Atlanta’s Korean community forged crucial relationship with police ahead of fatal spa shooting

Prior to the fatal Atlanta spa shooting last year, Korean community groups in North Atlanta had built relationships with local police departments through a simple program. When tragedy struck, they were quickly made aware.

Clayton Lee is a Korean immigrant who came to the United States when he was 16 years old. The former banker is a community leader who wanted to build relationships between immigrant business owners and the local community, including the police department. So, in 2019, he started a monthly meeting.

“Doing a ‘Coffee with a Cop’ program to invite residents and business owners to speak with the police department if they’re having trouble,” Lee said. “So our focus was – are there any Asian hate crimes in this area that you need to come and talk to the police department about?”

The relationships built through “Coffee with a Cop” were crucial for communication during the spa shoots. Because on the night of March 16, 2021, the police were able to reach out.

“You know, first thing, when the spa shooting happened…first thing, I got these emails from various police departments, saying this is what happened, what’s going on right now.
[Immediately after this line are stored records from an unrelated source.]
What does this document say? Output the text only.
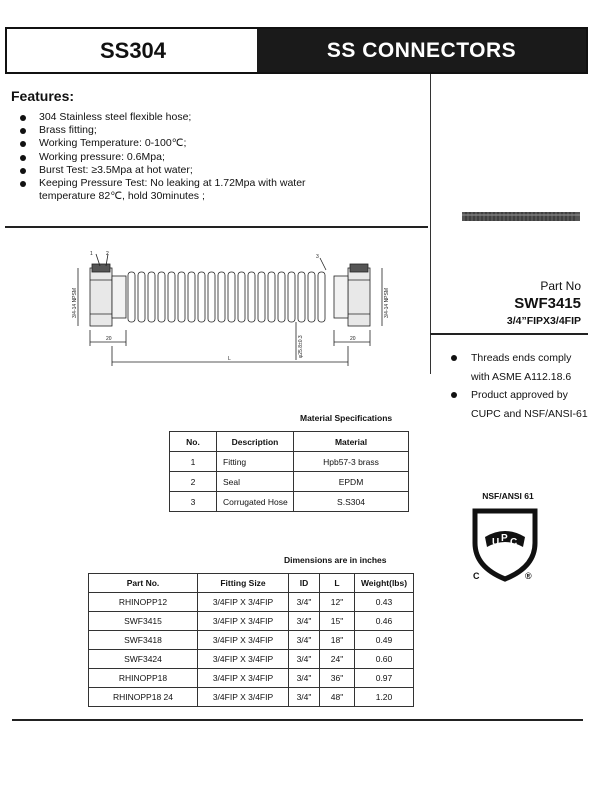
SS304	SS CONNECTORS
Features:
304 Stainless steel flexible hose;
Brass fitting;
Working Temperature: 0-100℃;
Working pressure: 0.6Mpa;
Burst Test: ≥3.5Mpa at hot water;
Keeping Pressure Test: No leaking at 1.72Mpa with water temperature 82℃, hold 30minutes ;
Part No
SWF3415
3/4”FIPX3/4FIP
Threads ends comply with ASME A112.18.6
Product approved by CUPC and NSF/ANSI-61
NSF/ANSI 61
U P C
C	®
1	2	3
3/4-14 NPSM	3/4-14 NPSM
20	20
L
φ25.8±0.3
Material Specifications
No.	Description	Material
1	Fitting	Hpb57-3 brass
2	Seal	EPDM
3	Corrugated Hose	S.S304
Dimensions are in inches
Part No.	Fitting Size	ID	L	Weight(lbs)
RHINOPP12	3/4FIP X 3/4FIP	3/4"	12"	0.43
SWF3415	3/4FIP X 3/4FIP	3/4"	15"	0.46
SWF3418	3/4FIP X 3/4FIP	3/4"	18"	0.49
SWF3424	3/4FIP X 3/4FIP	3/4"	24"	0.60
RHINOPP18	3/4FIP X 3/4FIP	3/4"	36"	0.97
RHINOPP18 24	3/4FIP X 3/4FIP	3/4"	48"	1.20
And don’t worry, you know, we’ll go out and do some extra patrols for Korean business owners,” Lee said.

Even at a time when black and other communities of color express a deep distrust of law enforcement, that night Lee saw the benefits of building relationships between the immigrant community and the police.

This approach not only benefits the community, but is important to his family.

“I have two daughters,” Lee said. “I want them to have the best possible opportunity. And I think we need to build relationships as close to the local people as possible.

For Lee, these connections help immigrants become part of a better, more cohesive community. He hopes to diversify the program this year to include Chinese, Vietnamese, Indian and more Asian immigrant business owners.